West Virginia’s economic future depends in part on expanding opportunities for clean energy. Our citizens understand it, business leaders demand it and expert research confirms it. Now it is up to Congress to act on it.
The U.S. Senate is considering whether to advance a package of clean energy incentives that would yield significant economic benefits for West Virginians —both in terms of job gains and by avoiding economic losses that are sure to follow if these policies do not pass.
Just as West Virginians are interested in being part of a more sustainable future, as demonstrated by polling showing 95% of voters support expanding clean energy production, the marketplace is also demanding action.
Clean energy is already informing the decisions of major new business prospects. Access to renewable energy was a key consideration in Nucor Steel’s recent decision for locating their proposed $2.7 billion facility in the state. If those renewable energy needs were not met, the state would have lost its single largest economic development project ever, according to public statements by Chris Beam, president of Appalachian Power, which provides electricity to half of West Virginia.
Nucor is not an isolated case, Beam said. Because one large manufacturer’s renewable energy needs could not be met, for example, their new project went elsewhere. The jobs lost with it were what he called “career jobs,” the types of jobs that could support a family, put kids through college and buy a home.
For some time, companies have been making promises to shareholders and customers to become more sustainable and provide benefits for the land, water and air that communities need to grow, including the power it takes to run their factories. By increasing its supply of clean power, West Virginia will better compete with surrounding states that are already positioning themselves to help companies meet their commitments.
In Congress, our own Sen. Joe Manchin has been pragmatically discussing federal incentives and investments that could help level the playing field for West Virginia. These incentives would build off the state’s energy foundation and support the full suite of clean energy options—natural gas plants that capture and store emissions underground, clean hydrogen, alongside wind and solar power. Other investments enhance West Virginia’s vast forest resources’ ability to absorb and store carbon from the atmosphere.
Manchin has rightly focused on what these actions by Congress mean for families in West Virginia facing ever-increasing economic uncertainty. So, in addition to increasing our state’s ability to attract new business, we wanted to quantify the positive job impact these clean energy incentives could also bring to our communities.
New research commissioned by The Nature Conservancy shows these policies are a smart investment in the state’s economic future. The analysis, conducted by BW Research Partnership, reveals that these investments would support more than 7,300 jobs every year for the next decade, at least half of which are “career jobs” mentioned by Beam. These results are on top of the benefits our state will see from the bipartisan infrastructure bill that Manchin led last year. Together, these federal investments would significantly contribute to West Virginia’s pathway to a brighter economic future.
Finally, we must also consider what additional government spending will do to the deficit and inflation. Here again is good news. In general, expanding clean energy lowers energy costs, which both helps consumers and addresses a key driver to inflation.

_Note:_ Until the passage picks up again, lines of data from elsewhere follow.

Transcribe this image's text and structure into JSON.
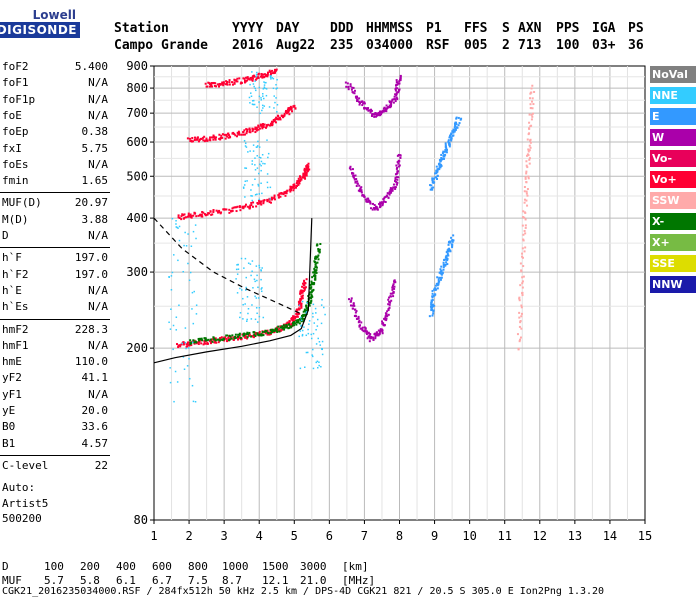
{
  "logo": {
    "line1": "Lowell",
    "line2": "DIGISONDE"
  },
  "header": {
    "row1": [
      "Station",
      "YYYY",
      "DAY",
      "DDD",
      "HHMMSS",
      "P1",
      "FFS",
      "S",
      "AXN",
      "PPS",
      "IGA",
      "PS"
    ],
    "row2": [
      "Campo Grande",
      "2016",
      "Aug22",
      "235",
      "034000",
      "RSF",
      "005",
      "2",
      "713",
      "100",
      "03+",
      "36"
    ]
  },
  "params_group1": [
    {
      "k": "foF2",
      "v": "5.400"
    },
    {
      "k": "foF1",
      "v": "N/A"
    },
    {
      "k": "foF1p",
      "v": "N/A"
    },
    {
      "k": "foE",
      "v": "N/A"
    },
    {
      "k": "foEp",
      "v": "0.38"
    },
    {
      "k": "fxI",
      "v": "5.75"
    },
    {
      "k": "foEs",
      "v": "N/A"
    },
    {
      "k": "fmin",
      "v": "1.65"
    }
  ],
  "params_group2": [
    {
      "k": "MUF(D)",
      "v": "20.97"
    },
    {
      "k": "M(D)",
      "v": "3.88"
    },
    {
      "k": "D",
      "v": "N/A"
    }
  ],
  "params_group3": [
    {
      "k": "h`F",
      "v": "197.0"
    },
    {
      "k": "h`F2",
      "v": "197.0"
    },
    {
      "k": "h`E",
      "v": "N/A"
    },
    {
      "k": "h`Es",
      "v": "N/A"
    }
  ],
  "params_group4": [
    {
      "k": "hmF2",
      "v": "228.3"
    },
    {
      "k": "hmF1",
      "v": "N/A"
    },
    {
      "k": "hmE",
      "v": "110.0"
    },
    {
      "k": "yF2",
      "v": "41.1"
    },
    {
      "k": "yF1",
      "v": "N/A"
    },
    {
      "k": "yE",
      "v": "20.0"
    },
    {
      "k": "B0",
      "v": "33.6"
    },
    {
      "k": "B1",
      "v": "4.57"
    }
  ],
  "params_group5": [
    {
      "k": "C-level",
      "v": "22"
    }
  ],
  "auto_lines": [
    "Auto:",
    "Artist5",
    "500200"
  ],
  "legend": [
    {
      "label": "NoVal",
      "color": "#808080"
    },
    {
      "label": "NNE",
      "color": "#33ccff"
    },
    {
      "label": "E",
      "color": "#3399ff"
    },
    {
      "label": "W",
      "color": "#aa00aa"
    },
    {
      "label": "Vo-",
      "color": "#e8005a"
    },
    {
      "label": "Vo+",
      "color": "#ff0033"
    },
    {
      "label": "SSW",
      "color": "#ffaaaa"
    },
    {
      "label": "X-",
      "color": "#007700"
    },
    {
      "label": "X+",
      "color": "#77bb44"
    },
    {
      "label": "SSE",
      "color": "#dddd00"
    },
    {
      "label": "NNW",
      "color": "#1a1aaa"
    }
  ],
  "footer": {
    "row_d": [
      "D",
      "100",
      "200",
      "400",
      "600",
      "800",
      "1000",
      "1500",
      "3000",
      "[km]"
    ],
    "row_muf": [
      "MUF",
      "5.7",
      "5.8",
      "6.1",
      "6.7",
      "7.5",
      "8.7",
      "12.1",
      "21.0",
      "[MHz]"
    ],
    "file_line": "CGK21_2016235034000.RSF / 284fx512h 50 kHz 2.5 km / DPS-4D CGK21 821 / 20.5 S 305.0 E Ion2Png 1.3.20"
  },
  "chart_data": {
    "type": "scatter",
    "title": "",
    "xlabel": "",
    "ylabel": "",
    "xlim": [
      1,
      15
    ],
    "ylim": [
      80,
      900
    ],
    "y_scale": "log",
    "x_ticks": [
      1,
      2,
      3,
      4,
      5,
      6,
      7,
      8,
      9,
      10,
      11,
      12,
      13,
      14,
      15
    ],
    "y_ticks": [
      80,
      200,
      300,
      400,
      500,
      600,
      700,
      800,
      900
    ],
    "grid": true,
    "legend_position": "right",
    "series": [
      {
        "name": "Vo+",
        "color": "#ff0033",
        "x": [
          1.7,
          2.2,
          2.8,
          3.4,
          4.0,
          4.5,
          4.9,
          5.1,
          5.2,
          5.3
        ],
        "y": [
          203,
          206,
          208,
          212,
          215,
          220,
          228,
          240,
          260,
          285
        ]
      },
      {
        "name": "X-",
        "color": "#007700",
        "x": [
          2.0,
          2.8,
          3.6,
          4.3,
          4.8,
          5.2,
          5.4,
          5.5,
          5.6,
          5.7
        ],
        "y": [
          207,
          210,
          214,
          218,
          224,
          232,
          250,
          275,
          305,
          345
        ]
      },
      {
        "name": "Vo+",
        "color": "#ff0033",
        "x": [
          1.7,
          2.3,
          3.0,
          3.7,
          4.3,
          4.8,
          5.1,
          5.3,
          5.4
        ],
        "y": [
          402,
          408,
          415,
          425,
          440,
          460,
          480,
          505,
          530
        ]
      },
      {
        "name": "Vo+",
        "color": "#ff0033",
        "x": [
          2.0,
          2.6,
          3.2,
          3.8,
          4.3,
          4.7,
          5.0
        ],
        "y": [
          605,
          612,
          622,
          638,
          660,
          690,
          725
        ]
      },
      {
        "name": "Vo+",
        "color": "#ff0033",
        "x": [
          2.5,
          3.0,
          3.6,
          4.1,
          4.5
        ],
        "y": [
          812,
          820,
          835,
          855,
          880
        ]
      },
      {
        "name": "W",
        "color": "#aa00aa",
        "x": [
          6.6,
          6.9,
          7.2,
          7.5,
          7.7,
          7.9
        ],
        "y": [
          260,
          225,
          210,
          220,
          250,
          290
        ]
      },
      {
        "name": "W",
        "color": "#aa00aa",
        "x": [
          6.6,
          6.9,
          7.3,
          7.6,
          7.9,
          8.0
        ],
        "y": [
          520,
          460,
          420,
          440,
          480,
          560
        ]
      },
      {
        "name": "W",
        "color": "#aa00aa",
        "x": [
          6.5,
          6.9,
          7.3,
          7.6,
          7.9,
          8.0
        ],
        "y": [
          820,
          740,
          690,
          710,
          760,
          850
        ]
      },
      {
        "name": "E",
        "color": "#3399ff",
        "x": [
          8.9,
          9.0,
          9.2,
          9.4,
          9.5
        ],
        "y": [
          240,
          270,
          300,
          330,
          360
        ]
      },
      {
        "name": "E",
        "color": "#3399ff",
        "x": [
          8.9,
          9.1,
          9.3,
          9.5,
          9.7
        ],
        "y": [
          470,
          520,
          570,
          620,
          680
        ]
      },
      {
        "name": "SSW",
        "color": "#ffaaaa",
        "x": [
          11.4,
          11.5,
          11.6,
          11.7,
          11.8
        ],
        "y": [
          200,
          300,
          450,
          600,
          800
        ]
      }
    ],
    "profile": {
      "x": [
        1.0,
        1.6,
        2.5,
        3.5,
        4.3,
        4.9,
        5.2,
        5.4,
        5.5
      ],
      "y": [
        185,
        190,
        196,
        202,
        208,
        214,
        222,
        245,
        400
      ]
    },
    "profile_dashed": {
      "x": [
        1.0,
        1.8,
        2.7,
        3.6,
        4.5,
        5.2
      ],
      "y": [
        400,
        340,
        300,
        275,
        255,
        240
      ]
    }
  }
}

The state and the country face tough challenges with the economic uncertainty right in front of us and farther in the future. The clean energy policies in discussion can help address both. The opportunity to make that economically sustainable future a reality is in front of our lawmakers right now and they must act quickly to enact the clean energy provisions on the table this Congress.
— Thomas Minney is the Executive Director of The Nature Conservancy in West Virginia. Beth Wheatley is The Nature Conservancy’s Director of State Climate and Energy Policy for the U.S. and Senior Advisor to West Virginia.